Pour nos cultures, entièrement traversées par l’écrit, la puissance réflexive de l’écrit, le pouvoir de l’oralité est difficile à concevoir. Difficile à cerner. Toutefois, ce n’est pas impossible. On trouve des traces d’oralité un peu partout dans nos langues écrites. Même les plus littéraires. Ong en retrouve dans la plupart des œuvres littéraires jusqu’à la moitié du XIX e siècle, de l’Odyssée , à la littérature du Moyen Âge, dans la façon dont certains textes du XVIII e siècle interpellent le lecteur, etc. Ong pointe, dans un inventaire non-exhaustif, quelques pistes pour débusquer et comprendre ces traces. En voici quelques-unes :
(1) Chercher les traces de répétition. La répétition de groupes de mots, de structures syntaxiques, de situations, est typique d’une langue orale : comment, en effet, raconter quelque chose d’un peu consistant et d’un peu long, et, surtout, comment s’en souvenir, sans employer de formules mnémotechniques nous permettant de ne pas tomber dans de fâcheux trous de mémoire ?
(2) La syntaxe orale use des coordinations plutôt que des subordinations. Préfère enchaîner de courtes phrases introduites par des « et » ou des « puis » plutôt que d’élaborer des phrases extrêmement complexes structurées à coup de « par conséquent » ou d’« étant donné que », d’incises ou de parenthèses.
(3) Puisqu’il n’y a pas de texte écrit ou imprimé, comment maintenir l’attention des auditeurs ? Comment, en tant que locuteur, savoir si l’on ne perd pas le chemin de ce qu’on dit ? Avoir recours, pour ce faire, à la redondance et à la répétition. Ce faisant, ralentir la pensée. Chercher ses mots tout en parlant. User de répétitions. Laisser proliférer les choses. Juxtaposer dans une liste interminable des actions et des formules toutes faites. Pendant ce temps, chercher la suite du chemin. La suite de ce qui va se dire.

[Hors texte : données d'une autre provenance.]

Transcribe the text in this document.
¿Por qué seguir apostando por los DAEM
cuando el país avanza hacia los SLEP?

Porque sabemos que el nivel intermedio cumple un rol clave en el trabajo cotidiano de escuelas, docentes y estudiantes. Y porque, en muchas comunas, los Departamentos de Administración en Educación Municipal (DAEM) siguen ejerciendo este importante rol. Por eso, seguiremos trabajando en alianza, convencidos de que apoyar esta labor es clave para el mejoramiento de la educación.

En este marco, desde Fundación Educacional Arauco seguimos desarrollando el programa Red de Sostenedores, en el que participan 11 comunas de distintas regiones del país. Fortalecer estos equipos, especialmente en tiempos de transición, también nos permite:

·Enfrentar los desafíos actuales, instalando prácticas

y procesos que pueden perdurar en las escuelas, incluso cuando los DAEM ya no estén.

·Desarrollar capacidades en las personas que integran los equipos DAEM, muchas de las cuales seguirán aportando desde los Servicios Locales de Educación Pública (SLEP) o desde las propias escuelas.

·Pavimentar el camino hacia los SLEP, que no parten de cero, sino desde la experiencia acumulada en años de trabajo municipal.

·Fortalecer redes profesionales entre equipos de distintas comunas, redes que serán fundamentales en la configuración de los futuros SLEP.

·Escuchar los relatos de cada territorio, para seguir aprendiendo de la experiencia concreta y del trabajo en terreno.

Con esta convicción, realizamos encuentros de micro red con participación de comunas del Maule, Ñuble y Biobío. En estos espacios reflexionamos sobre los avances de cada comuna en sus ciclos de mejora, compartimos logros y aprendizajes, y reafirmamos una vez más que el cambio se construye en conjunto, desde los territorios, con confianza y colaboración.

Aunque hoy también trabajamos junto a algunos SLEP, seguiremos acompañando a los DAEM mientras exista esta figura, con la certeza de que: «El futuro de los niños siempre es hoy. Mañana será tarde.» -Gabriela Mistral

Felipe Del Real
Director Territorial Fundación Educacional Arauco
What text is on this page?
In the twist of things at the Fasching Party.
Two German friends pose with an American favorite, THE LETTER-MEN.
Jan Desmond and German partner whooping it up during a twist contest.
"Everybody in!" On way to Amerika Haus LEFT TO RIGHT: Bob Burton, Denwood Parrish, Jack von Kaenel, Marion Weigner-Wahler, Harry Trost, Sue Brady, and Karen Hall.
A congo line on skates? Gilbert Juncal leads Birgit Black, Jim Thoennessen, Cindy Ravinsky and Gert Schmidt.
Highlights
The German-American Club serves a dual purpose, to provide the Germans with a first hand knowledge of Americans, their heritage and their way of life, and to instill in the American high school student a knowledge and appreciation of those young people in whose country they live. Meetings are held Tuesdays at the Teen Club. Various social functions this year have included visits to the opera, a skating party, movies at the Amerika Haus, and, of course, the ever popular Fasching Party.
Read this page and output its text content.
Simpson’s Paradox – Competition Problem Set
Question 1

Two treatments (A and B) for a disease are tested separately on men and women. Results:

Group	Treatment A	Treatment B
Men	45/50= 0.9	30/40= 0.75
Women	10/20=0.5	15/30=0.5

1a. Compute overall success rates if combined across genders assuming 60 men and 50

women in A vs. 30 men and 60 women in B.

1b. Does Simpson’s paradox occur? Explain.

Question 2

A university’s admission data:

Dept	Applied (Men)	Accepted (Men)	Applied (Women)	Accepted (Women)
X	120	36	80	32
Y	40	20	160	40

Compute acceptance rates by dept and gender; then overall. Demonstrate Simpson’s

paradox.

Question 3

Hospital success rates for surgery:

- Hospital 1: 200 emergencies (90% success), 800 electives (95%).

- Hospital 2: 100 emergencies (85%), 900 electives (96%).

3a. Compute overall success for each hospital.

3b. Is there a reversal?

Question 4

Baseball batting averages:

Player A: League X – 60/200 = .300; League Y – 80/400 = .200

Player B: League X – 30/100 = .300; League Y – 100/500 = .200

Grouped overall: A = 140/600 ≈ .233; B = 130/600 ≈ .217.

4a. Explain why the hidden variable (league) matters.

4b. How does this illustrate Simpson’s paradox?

(4) Ne pas perdre de vue l’originalité narrative des cultures orales. Elle ne réside pas, comme dans les cultures écrites, dans l’invention permanente de nouvelles histoires. De nouvelles formes. Elle serait plutôt à chercher « dans la gestion d’une interaction particulière avec un auditoire donné à un moment donné. Chaque fois qu’elle est contée, l’histoire doit être introduite de manière unique, dans une situation unique, car dans les cultures orales on attend de l’auditoire qu’il réagisse, souvent énergiquement ». L’art narratif, dans ces cultures orales, est l’art de la variation. De l’adaptation de l’histoire en fonction de l’auditoire, des lieux, des situations devant lequel et dans lesquelles on est amené à la rapporter.
(5) Etc.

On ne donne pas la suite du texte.